Basically, it's the story of what happens with every group that is discriminated against: they form their own clubs, which kick butt, and then gain gradual acceptance in the mainstream culture.
Alas. What's a conservative/libertarian/Straussian/classical liberal to do?
Off to the blogosphere, children!
Here's the paragraph that mentions our man, Dr. Charles Kesler, but they misspell his name.

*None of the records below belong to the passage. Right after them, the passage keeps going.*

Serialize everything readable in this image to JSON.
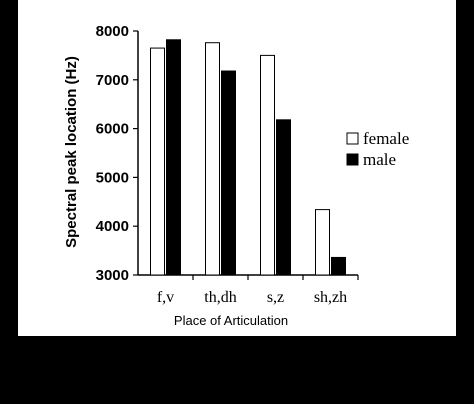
{
  "chart_data": {
    "type": "bar",
    "categories": [
      "f,v",
      "th,dh",
      "s,z",
      "sh,zh"
    ],
    "series": [
      {
        "name": "female",
        "values": [
          7650,
          7760,
          7500,
          4340
        ],
        "color": "#ffffff"
      },
      {
        "name": "male",
        "values": [
          7820,
          7180,
          6180,
          3360
        ],
        "color": "#000000"
      }
    ],
    "xlabel": "Place of Articulation",
    "ylabel": "Spectral peak location (Hz)",
    "ylim": [
      3000,
      8000
    ],
    "yticks": [
      "3000",
      "4000",
      "5000",
      "6000",
      "7000",
      "8000"
    ],
    "legend_position": "right",
    "grid": false
  }
}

Even mainstream houses produced the occasional conservative title. In 1988, to take the most famous example, Simon and Schuster paid little-known University of Chicago professor Allan Bloom a modest $10,000 advance and got a surprise monster bestseller, The Closing of the American Mind. “Dick Snyder was running S. and S. back then, and he really did believe in the free market of ideas,” remembers Bob Asahina, who edited the book. “I was pretty much free to acquire anyone I wanted.” Brad Miner, who would go on to work at National Review and run the conservative book club American Compass, says that Harper and Row hired him in 1984 in part because he was a conservative. “I brought them books by Bill Buckley and Charles Kessler,” he recalls, “and also Sidney Hook, who was hardly a conservative but felt like one to the lefties at Harper. But of course they were names. Every time I brought up someone they hadn’t heard of, they would say, ‘No, Brad, we want to do conservative books, just not this one.’ There really was no conception of the size of the potential market, or what the country was like. It was like the famous Steinberg drawing with New York as the center of the world, that odd liberal version of reality.”Anyone else want to comment on how City Journal of all places misspelled Dr. Kesler's name? Sigh.
Fortunately, our friends at The Corner spelled Dr. Kesler's name right when they published a review of Keeping the Tablets. I quote their awesomeness here.

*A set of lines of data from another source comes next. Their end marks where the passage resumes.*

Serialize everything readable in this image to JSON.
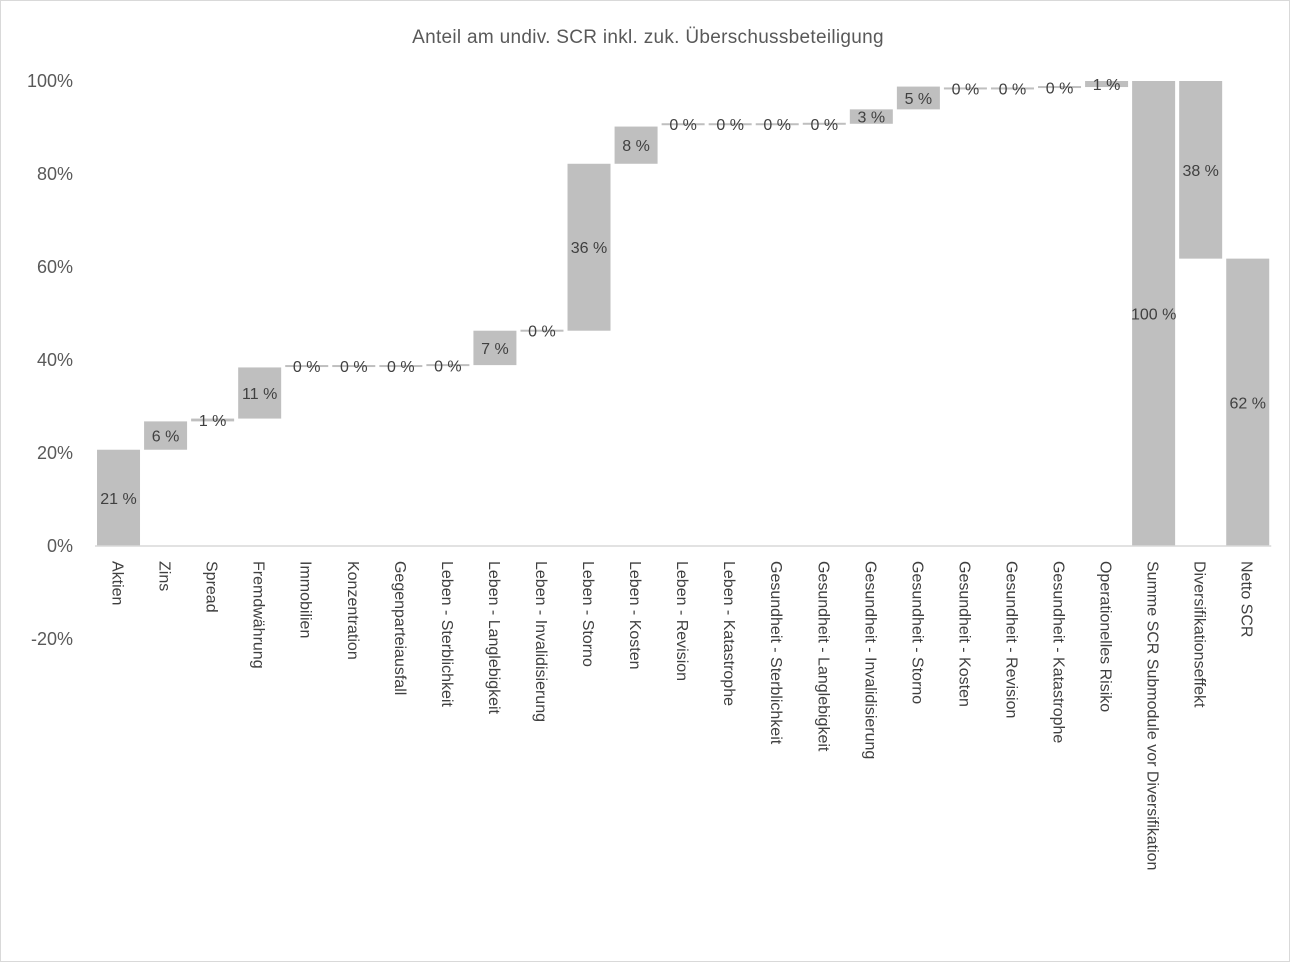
{
  "chart_data": {
    "type": "bar",
    "subtype": "waterfall",
    "title": "Anteil am undiv. SCR inkl. zuk. Überschussbeteiligung",
    "xlabel": "",
    "ylabel": "",
    "ylim": [
      -20,
      100
    ],
    "yticks": [
      "100%",
      "80%",
      "60%",
      "40%",
      "20%",
      "0%",
      "-20%"
    ],
    "grid": false,
    "legend": "none",
    "bar_color": "#bfbfbf",
    "categories": [
      "Aktien",
      "Zins",
      "Spread",
      "Fremdwährung",
      "Immobilien",
      "Konzentration",
      "Gegenparteiausfall",
      "Leben - Sterblichkeit",
      "Leben - Langlebigkeit",
      "Leben - Invalidisierung",
      "Leben - Storno",
      "Leben - Kosten",
      "Leben - Revision",
      "Leben - Katastrophe",
      "Gesundheit - Sterblichkeit",
      "Gesundheit - Langlebigkeit",
      "Gesundheit - Invalidisierung",
      "Gesundheit - Storno",
      "Gesundheit - Kosten",
      "Gesundheit - Revision",
      "Gesundheit - Katastrophe",
      "Operationelles Risiko",
      "Summe SCR Submodule vor Diversifikation",
      "Diversifikationseffekt",
      "Netto SCR"
    ],
    "values": [
      21,
      6,
      1,
      11,
      0,
      0,
      0,
      0,
      7,
      0,
      36,
      8,
      0,
      0,
      0,
      0,
      3,
      5,
      0,
      0,
      0,
      1,
      100,
      -38,
      62
    ],
    "bar_start": [
      0,
      20.7,
      26.8,
      27.4,
      38.7,
      38.7,
      38.7,
      38.7,
      38.9,
      46.3,
      46.3,
      82.2,
      90.7,
      90.7,
      90.7,
      90.7,
      90.8,
      93.9,
      98.4,
      98.4,
      98.4,
      98.7,
      0,
      100,
      0
    ],
    "bar_end": [
      20.7,
      26.8,
      27.4,
      38.4,
      38.7,
      38.7,
      38.7,
      38.9,
      46.3,
      46.3,
      82.2,
      90.2,
      90.7,
      90.7,
      90.7,
      90.8,
      93.9,
      98.8,
      98.4,
      98.4,
      98.7,
      100,
      100,
      61.8,
      61.8
    ],
    "data_labels": [
      "21 %",
      "6 %",
      "1 %",
      "11 %",
      "0 %",
      "0 %",
      "0 %",
      "0 %",
      "7 %",
      "0 %",
      "36 %",
      "8 %",
      "0 %",
      "0 %",
      "0 %",
      "0 %",
      "3 %",
      "5 %",
      "0 %",
      "0 %",
      "0 %",
      "1 %",
      "100 %",
      "38 %",
      "62 %"
    ]
  }
}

We've Been Keeping the Tablets For You [NR Staff]
This big (469 pages), beautiful 1988 hardcover collection - edited by Bill Buckley and Charles Kesler - is as important now as when it was first published. Brimming with seminal essays on conservatism, freedom, tradition, government, spirituality, and much more, and featuring contributions by giants such as Frank Meyer, Harry Jaffa, Milton Friedman, Russell Kirk, Friedrich Hayek, Leo Strauss, James Burnham, George Will, and Gerhart Niemeyer, Keeping the Tablets should be in every conservative’s library. As with other recent book sales here, we have several boxes that were once part of Bill Buckley’s private collection, and are now making their contents available. The hardcover edition of Keeping the Tablets sells in used-book stores for up to $100 - our copies are in excellent shape and available for $30 (which includes shipping and handling). Order here.

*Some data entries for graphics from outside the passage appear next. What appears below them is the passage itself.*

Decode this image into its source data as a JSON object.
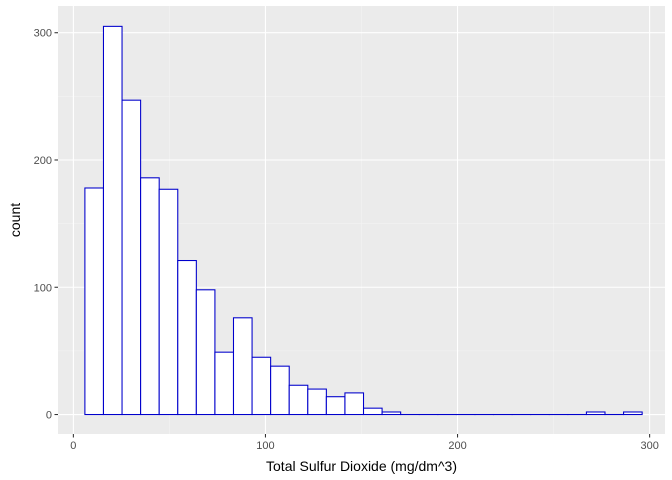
{
  "chart_data": {
    "type": "bar",
    "subtype": "histogram",
    "title": "",
    "xlabel": "Total Sulfur Dioxide (mg/dm^3)",
    "ylabel": "count",
    "xlim": [
      -8,
      308
    ],
    "ylim": [
      -15.3,
      321
    ],
    "x_ticks": [
      0,
      100,
      200,
      300
    ],
    "y_ticks": [
      0,
      100,
      200,
      300
    ],
    "bin_width": 9.67,
    "bins": [
      {
        "start": 6.0,
        "count": 178
      },
      {
        "start": 15.67,
        "count": 305
      },
      {
        "start": 25.34,
        "count": 247
      },
      {
        "start": 35.01,
        "count": 186
      },
      {
        "start": 44.68,
        "count": 177
      },
      {
        "start": 54.35,
        "count": 121
      },
      {
        "start": 64.02,
        "count": 98
      },
      {
        "start": 73.69,
        "count": 49
      },
      {
        "start": 83.36,
        "count": 76
      },
      {
        "start": 93.03,
        "count": 45
      },
      {
        "start": 102.7,
        "count": 38
      },
      {
        "start": 112.37,
        "count": 23
      },
      {
        "start": 122.04,
        "count": 20
      },
      {
        "start": 131.71,
        "count": 14
      },
      {
        "start": 141.38,
        "count": 17
      },
      {
        "start": 151.05,
        "count": 5
      },
      {
        "start": 160.72,
        "count": 2
      },
      {
        "start": 170.39,
        "count": 0
      },
      {
        "start": 180.06,
        "count": 0
      },
      {
        "start": 189.73,
        "count": 0
      },
      {
        "start": 199.4,
        "count": 0
      },
      {
        "start": 209.07,
        "count": 0
      },
      {
        "start": 218.74,
        "count": 0
      },
      {
        "start": 228.41,
        "count": 0
      },
      {
        "start": 238.08,
        "count": 0
      },
      {
        "start": 247.75,
        "count": 0
      },
      {
        "start": 257.42,
        "count": 0
      },
      {
        "start": 267.09,
        "count": 2
      },
      {
        "start": 276.76,
        "count": 0
      },
      {
        "start": 286.43,
        "count": 2
      }
    ],
    "grid": true,
    "colors": {
      "panel_background": "#ebebeb",
      "grid_major": "#ffffff",
      "grid_minor": "#f5f5f5",
      "bar_fill": "#ffffff",
      "bar_outline": "#0000cc",
      "tick_text": "#4d4d4d",
      "tick_mark": "#333333"
    }
  }
}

By the way, you should find of interest what George Nash had to say about Keeping the Tablets in 1988 in National Review:
At this critical juncture in the nation's political and intellectual journey, it is singularly fitting that William F. Buckley Jr. has compiled an anthology of modern American conservative thought, with the able assistance of Charles R. Kesler, a frequent contributor to National Review. Although officially a revised edition of American Conservative Thought in the Twentieth Century (published in 1970), the volume at hand is essentially new. Less than one-third of the material appearing in the 1970 edition is reprinted here, enabling the editors to assemble a fresh, updated, and, in Kesler's words, "representative selection of the best of American conservative thought."
Usually, when one inspects an anthology, a few of its components seem marginal. Not here: every one of this hefty volume's 26 selections truly belongs. Here one finds seminal essays and excerpts from books by such luminaries of the post-1945 conservative renaissance as Richard Weaver, Friedrich Hayek, James Burnham, Milton Friedman, and Russell Kirk. Here, too, are generous samplings from some of the Right's leading political philosophers (Strauss, Voegelin, Kendall, and Jaffa, among others), as well as such influential younger thinkers as Charles Murray, Thomas Sowell, and George Will. The neoconservative impulse is represented by Norman Podhoretz and Jeane Kirkpatrick. . . . And topping off the confection are sublime and moving contributions by Whittaker Chambers and Albert Jay Nock.
Reading this impressive collection prompts many thoughts. First, one is struck anew by the philosophic introspection, literary breadth, and historical learning of most of the contributors. As their frequent and unforced allusions to ancient and modern figures attest, these are individuals who are genuinely at home in Western civilization. For them our heritage matters; it can teach. One wonders whether an anthology of modern liberal thought would disclose the same attributes in such abundance.